Fast leg theory
The first name of the fast leg theory is bodyline. The method is to knock out the batsman’s wicket and make him feel as uncomfortable as possible. Fast leg theory is a fast bowler’s serves to the legs or to the bodies of a player with a bat. In the prepared material, we discuss the history of such a serve and other interesting information.
Fast leg theory – history
Bodyline or fast leg theory is a tactic in professional cricket developed in the 1930s. This method consists of the bowler serving the ball directly into the wicket, thereby scaring the batsman (in most cases, striking at the legs or body of the batsman).
For the first time, viewers were able to see fast leg theory in test matches between England and Australia in the period 1932-1933. The method was specially invented to bring down the bright and high-quality results of the Australian batsman Donald Bradman, known by the nickname The Don. He is officially recognized as the greatest batsman of all time. Of course, there were other professional players against whom fast leg serves were used, among them: Bill Woodfull, Bill Ponsford and Alan Kippax.
Fast leg theory is the second name of such throws. The first one who came up with the name for fast serves was a former player from Australia – Jack Worrall. In the 1930s, he was the main man in the press box. It was he who used the phrase bodyline in his articles.
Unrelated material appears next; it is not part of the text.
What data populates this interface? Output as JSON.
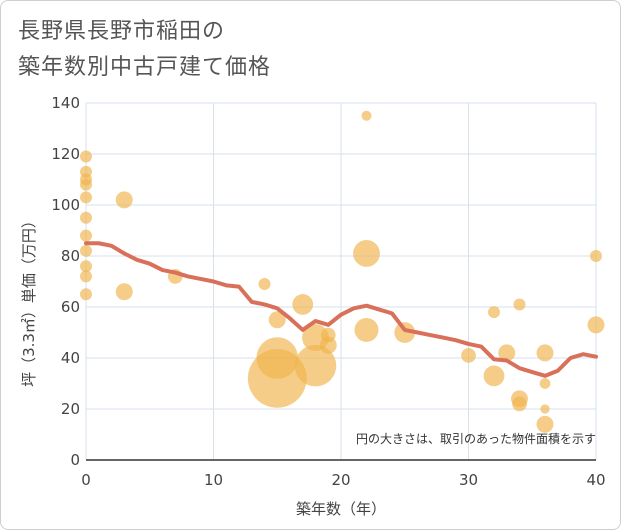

In the XIX century, many players believed that the bowler’s strong throws right at the batsman’s feet were an unsportsmanlike attitude of the batting team. However, every year this opinion changed, and by the beginning of the XX century, a special permitted tactic appeared. The ball was still aimed at the feet or body of the batsman. At the same time, fielders lined up not far from the batsman. The purpose of such throws was to annoy the batting player since the ball was flying quite fast, and the batsman did not have time to beat it off qualitatively (the kick turned out to be weak, and the fielders standing nearby caught the ball quickly).
The opinion that fast leg theory is intimidating and at the same time causes physical harm to players returned after a series of matches in 1932-1933. The use of such tactics by the England team was perceived ambiguously. This method caused disagreement among the players. The Australians believed that England’s bowlers were acting extremely aggressively and unfairly. In a couple of days, the level of conflict has grown to such an extent that even diplomatic relations between the two countries were put at risk; fortunately, everything went well.
Of course, after the scandalous test match, there was a question about the legality of fast leg theory. In 1935, the Marylebone Cricket Club (they are the legal authors of the Laws of Cricket) made some changes regarding the bodyline. The MCC obliged team captains to closely monitor some bowlers’ serves, forbid them to serve direct throws into the batsman’s body. However, this was not enough. Then MCC made more amendments. This time it was prescribed that serves with a direct attack by a player with a bat were considered illegal (the umpires could stop the ball and remove the bowler).
In 1957, the laws were changed once again. There was a limit to staying of fielders (no more than two people, with the exception of the wicket-keeper) behind, next to the batsman. This restriction also applied to the fast leg theory in its own way.
Already now, the talk about the illegal bodyline method has stopped. However, now in cricket, there are serves called bouncer (the ball flies from the bounce of the pitch into the batsman’s body or head), as well as intimidatory bowling tactics. But, bowlers have a limit, according to which it is allowed only to use such serves several times per game. If a player violates the rules – he will be removed.
Did you know that in 1984, the Australian television company Network Ten released a mini-series called Bodyline? The series told about the 1932-1933 test match events starring Gary Sweet as Donald Bradman, Hugo Weaving as Douglas Jardine and Jim Holt as Harold Larwood. The series was filmed for the sake of drama, to show the anger of Australian fans who even burned the British flag at Sydney Stadium after the unfair loss of their team. Critics appreciated the series, although negative reviews were heard from the players who survived at that time, who spoke out for the inaccuracies shown in Bodyline.
To this day, that England team’s trip to Australia remains one of the most significant events in cricket history.